How many Web pages did that keyword bring up? If the answer is “more than 1 million”, then that’s a search battle you’re unlikely to win. You need a more niche – or ‘longtail’ – keyword.
Compile a list of good, relevant, high search volume, low competition keywords.
This is a basic job you must do well. Your SEO success will depend on it.
Where To Use Your Keywords/Keyphrases
It’s a myth that you need to stuff page with hundreds of keywords. Don’t – it only confuses the search engines.
Instead use one main keyword per page in the following places…
1. Domain name
3. Meta Title
4. Meta Description
5. H1 and H2 tags (headlines and sub-headlines)
6. Main text
7. Alt Tags (image captions)
A powerful place to use a keyword.
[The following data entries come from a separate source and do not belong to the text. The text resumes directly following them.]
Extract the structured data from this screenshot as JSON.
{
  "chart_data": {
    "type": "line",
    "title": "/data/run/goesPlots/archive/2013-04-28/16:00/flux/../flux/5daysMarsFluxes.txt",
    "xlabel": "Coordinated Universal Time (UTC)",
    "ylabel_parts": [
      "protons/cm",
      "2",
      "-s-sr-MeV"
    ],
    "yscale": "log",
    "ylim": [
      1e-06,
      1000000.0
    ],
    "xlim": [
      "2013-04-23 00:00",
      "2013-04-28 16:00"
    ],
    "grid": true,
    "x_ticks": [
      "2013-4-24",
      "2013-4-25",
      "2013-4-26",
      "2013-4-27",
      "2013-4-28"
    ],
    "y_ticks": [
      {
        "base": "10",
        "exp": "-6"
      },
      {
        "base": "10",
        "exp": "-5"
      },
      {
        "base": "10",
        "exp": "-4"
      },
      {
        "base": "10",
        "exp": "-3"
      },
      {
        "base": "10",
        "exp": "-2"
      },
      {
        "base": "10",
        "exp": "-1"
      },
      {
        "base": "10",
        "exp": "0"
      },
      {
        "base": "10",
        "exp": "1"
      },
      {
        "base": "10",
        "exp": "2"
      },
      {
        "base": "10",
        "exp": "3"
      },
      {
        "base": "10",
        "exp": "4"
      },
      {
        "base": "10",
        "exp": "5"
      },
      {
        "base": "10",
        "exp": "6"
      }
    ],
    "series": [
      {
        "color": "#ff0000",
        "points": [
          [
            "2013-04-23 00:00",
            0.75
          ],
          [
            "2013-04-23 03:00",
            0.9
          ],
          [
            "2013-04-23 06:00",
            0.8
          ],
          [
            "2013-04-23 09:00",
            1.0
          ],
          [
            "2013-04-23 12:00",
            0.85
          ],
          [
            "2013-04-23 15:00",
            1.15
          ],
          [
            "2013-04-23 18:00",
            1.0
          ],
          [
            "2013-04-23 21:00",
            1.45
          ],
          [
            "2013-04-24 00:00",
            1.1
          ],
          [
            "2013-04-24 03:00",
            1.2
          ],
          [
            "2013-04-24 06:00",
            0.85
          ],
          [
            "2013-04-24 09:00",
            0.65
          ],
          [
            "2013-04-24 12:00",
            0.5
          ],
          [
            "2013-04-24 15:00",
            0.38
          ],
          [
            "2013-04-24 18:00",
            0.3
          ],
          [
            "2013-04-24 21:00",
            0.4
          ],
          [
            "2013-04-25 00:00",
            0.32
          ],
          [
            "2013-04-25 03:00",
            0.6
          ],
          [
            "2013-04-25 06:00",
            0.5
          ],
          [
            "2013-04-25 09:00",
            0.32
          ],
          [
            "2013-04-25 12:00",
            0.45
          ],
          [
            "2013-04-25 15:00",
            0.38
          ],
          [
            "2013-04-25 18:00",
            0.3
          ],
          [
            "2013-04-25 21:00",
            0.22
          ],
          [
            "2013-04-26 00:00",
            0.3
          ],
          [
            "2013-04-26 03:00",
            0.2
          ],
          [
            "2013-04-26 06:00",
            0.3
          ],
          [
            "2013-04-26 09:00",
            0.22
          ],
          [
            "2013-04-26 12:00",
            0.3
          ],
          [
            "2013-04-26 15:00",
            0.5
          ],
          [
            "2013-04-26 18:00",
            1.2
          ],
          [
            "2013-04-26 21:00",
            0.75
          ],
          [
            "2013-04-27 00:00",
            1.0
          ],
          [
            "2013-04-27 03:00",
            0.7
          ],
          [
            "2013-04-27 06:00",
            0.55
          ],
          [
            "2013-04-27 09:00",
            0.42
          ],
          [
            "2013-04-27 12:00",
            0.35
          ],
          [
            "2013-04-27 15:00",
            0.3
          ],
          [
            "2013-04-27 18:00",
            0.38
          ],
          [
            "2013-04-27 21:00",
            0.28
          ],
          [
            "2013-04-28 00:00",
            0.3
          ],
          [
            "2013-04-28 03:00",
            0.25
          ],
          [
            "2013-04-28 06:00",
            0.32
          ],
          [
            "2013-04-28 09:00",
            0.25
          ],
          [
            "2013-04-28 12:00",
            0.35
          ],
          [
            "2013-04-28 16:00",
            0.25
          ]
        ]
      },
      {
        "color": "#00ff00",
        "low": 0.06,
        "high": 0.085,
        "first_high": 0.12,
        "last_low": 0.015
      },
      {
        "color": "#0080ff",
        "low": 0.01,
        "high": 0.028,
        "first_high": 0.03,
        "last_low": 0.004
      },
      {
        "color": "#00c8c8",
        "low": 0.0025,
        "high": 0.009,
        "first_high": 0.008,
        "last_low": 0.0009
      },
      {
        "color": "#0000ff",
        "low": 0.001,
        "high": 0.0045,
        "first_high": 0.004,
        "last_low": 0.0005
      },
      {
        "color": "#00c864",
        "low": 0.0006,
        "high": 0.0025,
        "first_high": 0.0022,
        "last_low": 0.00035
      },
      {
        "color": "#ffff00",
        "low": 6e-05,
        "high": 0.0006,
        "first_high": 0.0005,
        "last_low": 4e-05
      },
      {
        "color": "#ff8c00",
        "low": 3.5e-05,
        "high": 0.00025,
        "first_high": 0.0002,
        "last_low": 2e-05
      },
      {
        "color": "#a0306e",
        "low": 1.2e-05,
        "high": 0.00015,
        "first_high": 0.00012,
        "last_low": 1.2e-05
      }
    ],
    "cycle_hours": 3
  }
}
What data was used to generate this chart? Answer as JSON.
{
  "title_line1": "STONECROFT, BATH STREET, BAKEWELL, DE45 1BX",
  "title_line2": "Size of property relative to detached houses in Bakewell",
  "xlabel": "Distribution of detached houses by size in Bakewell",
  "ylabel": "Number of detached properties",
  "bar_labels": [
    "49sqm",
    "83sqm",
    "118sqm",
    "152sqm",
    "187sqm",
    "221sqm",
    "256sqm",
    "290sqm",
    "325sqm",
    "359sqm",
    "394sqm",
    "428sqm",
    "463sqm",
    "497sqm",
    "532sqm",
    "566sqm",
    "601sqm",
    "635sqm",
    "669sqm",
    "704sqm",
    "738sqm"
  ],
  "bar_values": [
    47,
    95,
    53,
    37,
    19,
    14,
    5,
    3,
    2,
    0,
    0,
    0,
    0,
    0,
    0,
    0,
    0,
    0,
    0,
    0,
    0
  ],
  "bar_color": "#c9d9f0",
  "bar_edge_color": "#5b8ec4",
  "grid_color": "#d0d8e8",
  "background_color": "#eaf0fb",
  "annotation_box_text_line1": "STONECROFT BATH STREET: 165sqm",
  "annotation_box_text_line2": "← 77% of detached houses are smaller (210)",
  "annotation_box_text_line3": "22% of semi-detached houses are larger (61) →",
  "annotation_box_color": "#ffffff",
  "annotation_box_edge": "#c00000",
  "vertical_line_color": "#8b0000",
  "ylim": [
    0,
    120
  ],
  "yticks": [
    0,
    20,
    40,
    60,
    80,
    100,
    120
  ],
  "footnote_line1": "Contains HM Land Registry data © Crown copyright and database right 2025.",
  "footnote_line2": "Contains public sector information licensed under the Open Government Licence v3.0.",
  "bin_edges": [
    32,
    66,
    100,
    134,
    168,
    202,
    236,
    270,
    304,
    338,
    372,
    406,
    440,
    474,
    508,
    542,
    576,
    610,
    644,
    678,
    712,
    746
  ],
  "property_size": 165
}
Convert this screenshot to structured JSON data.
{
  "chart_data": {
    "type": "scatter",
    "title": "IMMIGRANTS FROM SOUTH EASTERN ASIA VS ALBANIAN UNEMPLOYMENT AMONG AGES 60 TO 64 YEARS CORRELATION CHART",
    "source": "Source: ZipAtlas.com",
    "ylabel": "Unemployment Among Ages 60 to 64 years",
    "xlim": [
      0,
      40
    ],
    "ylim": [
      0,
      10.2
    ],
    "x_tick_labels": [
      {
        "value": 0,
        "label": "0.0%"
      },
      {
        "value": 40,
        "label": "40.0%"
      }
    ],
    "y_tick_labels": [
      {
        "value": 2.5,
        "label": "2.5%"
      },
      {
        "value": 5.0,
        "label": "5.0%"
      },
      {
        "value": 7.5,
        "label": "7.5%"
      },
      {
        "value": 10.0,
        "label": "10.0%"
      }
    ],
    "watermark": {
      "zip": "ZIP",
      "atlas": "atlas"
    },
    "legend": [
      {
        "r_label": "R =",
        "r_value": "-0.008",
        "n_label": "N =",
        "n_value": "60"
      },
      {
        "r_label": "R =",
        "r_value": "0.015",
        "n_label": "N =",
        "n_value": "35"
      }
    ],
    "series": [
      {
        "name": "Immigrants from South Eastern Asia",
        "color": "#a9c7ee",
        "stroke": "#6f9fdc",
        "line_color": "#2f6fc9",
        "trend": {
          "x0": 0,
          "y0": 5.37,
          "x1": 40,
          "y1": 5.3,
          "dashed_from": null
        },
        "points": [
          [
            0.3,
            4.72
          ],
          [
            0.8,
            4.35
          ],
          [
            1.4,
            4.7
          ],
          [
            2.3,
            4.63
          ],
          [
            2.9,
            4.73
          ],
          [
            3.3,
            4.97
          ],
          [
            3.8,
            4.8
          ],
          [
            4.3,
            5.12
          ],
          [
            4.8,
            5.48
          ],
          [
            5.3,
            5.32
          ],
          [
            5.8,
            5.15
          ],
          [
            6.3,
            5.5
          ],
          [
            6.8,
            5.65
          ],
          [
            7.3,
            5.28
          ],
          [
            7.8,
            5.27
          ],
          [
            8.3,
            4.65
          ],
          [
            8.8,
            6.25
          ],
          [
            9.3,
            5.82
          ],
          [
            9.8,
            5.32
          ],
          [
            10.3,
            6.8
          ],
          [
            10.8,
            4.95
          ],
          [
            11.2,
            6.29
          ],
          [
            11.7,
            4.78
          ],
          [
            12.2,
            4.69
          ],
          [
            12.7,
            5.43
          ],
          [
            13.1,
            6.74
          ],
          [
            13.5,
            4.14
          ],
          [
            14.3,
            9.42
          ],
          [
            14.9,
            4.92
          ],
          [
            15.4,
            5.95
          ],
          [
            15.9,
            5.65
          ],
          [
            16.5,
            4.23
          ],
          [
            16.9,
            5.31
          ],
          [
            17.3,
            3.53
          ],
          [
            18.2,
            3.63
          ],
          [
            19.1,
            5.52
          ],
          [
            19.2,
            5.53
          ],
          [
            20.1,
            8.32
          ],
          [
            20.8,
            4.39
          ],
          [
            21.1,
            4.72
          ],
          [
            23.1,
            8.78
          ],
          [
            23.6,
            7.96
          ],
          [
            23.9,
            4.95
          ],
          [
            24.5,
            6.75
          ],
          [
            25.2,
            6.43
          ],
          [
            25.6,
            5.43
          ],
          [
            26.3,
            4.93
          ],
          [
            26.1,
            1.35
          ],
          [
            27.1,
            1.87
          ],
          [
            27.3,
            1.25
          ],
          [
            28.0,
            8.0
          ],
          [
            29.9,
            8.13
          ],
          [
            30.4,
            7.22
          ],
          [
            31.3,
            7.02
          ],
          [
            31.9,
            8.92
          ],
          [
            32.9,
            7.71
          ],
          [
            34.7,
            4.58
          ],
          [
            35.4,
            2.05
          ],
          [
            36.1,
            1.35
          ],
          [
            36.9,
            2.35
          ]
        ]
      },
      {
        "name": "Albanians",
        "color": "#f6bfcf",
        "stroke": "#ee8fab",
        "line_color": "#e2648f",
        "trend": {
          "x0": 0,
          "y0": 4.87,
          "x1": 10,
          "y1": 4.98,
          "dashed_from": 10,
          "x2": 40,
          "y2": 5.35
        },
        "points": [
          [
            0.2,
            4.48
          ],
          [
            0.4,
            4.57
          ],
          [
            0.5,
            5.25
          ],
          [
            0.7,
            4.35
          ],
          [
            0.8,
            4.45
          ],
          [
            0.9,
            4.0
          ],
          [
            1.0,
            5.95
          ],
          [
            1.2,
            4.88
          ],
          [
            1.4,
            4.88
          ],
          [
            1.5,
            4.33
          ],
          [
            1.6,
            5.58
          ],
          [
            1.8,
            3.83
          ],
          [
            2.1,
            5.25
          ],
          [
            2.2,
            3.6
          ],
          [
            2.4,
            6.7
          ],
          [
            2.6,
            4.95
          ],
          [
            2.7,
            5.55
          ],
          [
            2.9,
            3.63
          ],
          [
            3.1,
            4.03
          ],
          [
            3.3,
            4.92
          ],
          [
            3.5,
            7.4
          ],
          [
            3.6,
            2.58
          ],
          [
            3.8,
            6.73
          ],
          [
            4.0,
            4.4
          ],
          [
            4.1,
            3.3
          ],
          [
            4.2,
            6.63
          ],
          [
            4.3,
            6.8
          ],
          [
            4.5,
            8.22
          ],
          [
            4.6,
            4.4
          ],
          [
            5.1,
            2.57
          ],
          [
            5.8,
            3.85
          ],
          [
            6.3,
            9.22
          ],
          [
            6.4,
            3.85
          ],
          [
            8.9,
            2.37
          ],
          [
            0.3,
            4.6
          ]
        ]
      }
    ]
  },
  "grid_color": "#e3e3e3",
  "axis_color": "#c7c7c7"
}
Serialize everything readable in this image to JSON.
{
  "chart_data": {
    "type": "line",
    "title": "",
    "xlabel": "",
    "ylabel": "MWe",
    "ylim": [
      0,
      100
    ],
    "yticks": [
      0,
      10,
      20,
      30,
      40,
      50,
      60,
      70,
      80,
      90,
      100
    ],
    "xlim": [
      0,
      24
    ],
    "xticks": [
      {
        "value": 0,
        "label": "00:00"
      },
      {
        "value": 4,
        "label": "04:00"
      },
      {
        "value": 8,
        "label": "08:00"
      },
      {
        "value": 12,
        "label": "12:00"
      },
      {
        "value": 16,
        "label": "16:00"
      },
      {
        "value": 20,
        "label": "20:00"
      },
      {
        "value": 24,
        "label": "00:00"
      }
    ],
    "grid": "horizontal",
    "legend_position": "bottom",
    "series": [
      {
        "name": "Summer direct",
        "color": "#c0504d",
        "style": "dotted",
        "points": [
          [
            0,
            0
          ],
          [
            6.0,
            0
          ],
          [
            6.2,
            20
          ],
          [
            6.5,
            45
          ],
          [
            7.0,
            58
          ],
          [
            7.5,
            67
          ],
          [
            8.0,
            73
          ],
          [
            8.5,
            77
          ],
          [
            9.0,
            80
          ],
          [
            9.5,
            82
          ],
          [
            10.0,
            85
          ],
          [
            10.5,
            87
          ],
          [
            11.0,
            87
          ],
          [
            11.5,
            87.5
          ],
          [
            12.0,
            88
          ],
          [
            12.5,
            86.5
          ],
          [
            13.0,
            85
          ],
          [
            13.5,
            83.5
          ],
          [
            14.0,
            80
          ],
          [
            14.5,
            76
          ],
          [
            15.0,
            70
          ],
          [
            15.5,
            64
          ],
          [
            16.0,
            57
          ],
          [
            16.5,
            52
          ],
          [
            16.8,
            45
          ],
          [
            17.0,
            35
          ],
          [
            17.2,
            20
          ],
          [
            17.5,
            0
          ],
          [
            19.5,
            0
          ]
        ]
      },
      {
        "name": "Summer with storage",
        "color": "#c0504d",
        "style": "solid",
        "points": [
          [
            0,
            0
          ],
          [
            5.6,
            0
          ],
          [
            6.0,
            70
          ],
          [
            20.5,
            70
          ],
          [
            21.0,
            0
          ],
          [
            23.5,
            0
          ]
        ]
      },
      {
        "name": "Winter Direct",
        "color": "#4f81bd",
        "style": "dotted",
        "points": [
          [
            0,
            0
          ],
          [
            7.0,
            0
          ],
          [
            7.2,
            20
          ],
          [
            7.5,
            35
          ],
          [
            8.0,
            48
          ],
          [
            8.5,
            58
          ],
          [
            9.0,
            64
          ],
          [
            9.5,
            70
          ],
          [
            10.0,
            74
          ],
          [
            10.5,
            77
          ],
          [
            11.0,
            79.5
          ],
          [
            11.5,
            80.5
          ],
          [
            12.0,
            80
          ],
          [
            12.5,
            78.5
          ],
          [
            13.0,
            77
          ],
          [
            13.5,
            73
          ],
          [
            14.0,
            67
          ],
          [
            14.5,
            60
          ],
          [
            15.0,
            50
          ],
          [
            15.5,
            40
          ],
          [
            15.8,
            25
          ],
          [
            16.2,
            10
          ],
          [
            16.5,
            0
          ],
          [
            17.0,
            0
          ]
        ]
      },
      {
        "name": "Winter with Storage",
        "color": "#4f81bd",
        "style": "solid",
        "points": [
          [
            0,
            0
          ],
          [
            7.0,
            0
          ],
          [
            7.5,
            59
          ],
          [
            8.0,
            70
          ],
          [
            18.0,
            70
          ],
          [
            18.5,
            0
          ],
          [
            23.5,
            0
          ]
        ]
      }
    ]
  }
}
But what if you sell 1,000 products? You can’t have 1,000 different domain names/Web sites, one for each product, can you?
Well, actually, in a way you can – by using the user’s search term in the Filename – the unique address that search engines use to find pages…
By including the name of your product in the Filename – ie www.example.co.uk/yourproduct.html – then you are giving Google the right address for the information.
Meta Title & Description
Don’t be put off by jargon like ‘Meta’. Every Google listing comprises three main text elements – the Title, the Description and the Filename.
Your search query must be in the Title, the Description below it and in the aforementioned Filename below that.
H1 and H2
H1 and H2 are simply the headings on each page. Make sure your keyword appears in them.
Use your keyword several times in the page text – ideally in the first paragraph, in the middle and at the end. But not in ways that look gratuitous or over-repetitive.
Make your content compelling, give searchers the information they want. It’s only common sense.
This is effectively a type of image caption. Search engines can’t see images. All they see is a black hole on the page. So you have to describe the image with a keyword in the Alt Tag.
These are ultra-important. Google judges pages – giving them what it calls ‘PageRank’ – based on how popular they are.
A good indication of a page’s popularity is how many other Web pages link to it (and how important/popular those pages are).
Google will reward you with better rankings if it sees good one-way links from other Web pages that have higher PageRank than your page.
Do not be tempted to buy links. Search engines can penalise this. Good content and online PR are two good ways to build inbound links from external sites.
Also, you can create internal links yourself from other pages on your Web site. For maximum effect, use the name of the page involved (ie the keyword).
When Will I See Results?
Be patient. It can take up to nine months for search engines to rank a new Web site’s pages. This is known as the ‘Sandbox’ effect.
One answer is to use an existing domain name with proven volume.
Another is to supplement your SEO with Pay Per Click (PPC) online advertising. This can not only get your page to the top of Google’s sponsored rankings immediately, it can also provide valuable SEO data.
After all, you can effectively get free clicks by writing pages based on keywords known to generate plenty of PPC traffic and conversions.
Used together, SEO and PPC are a very powerful combination – but you must get the basics right.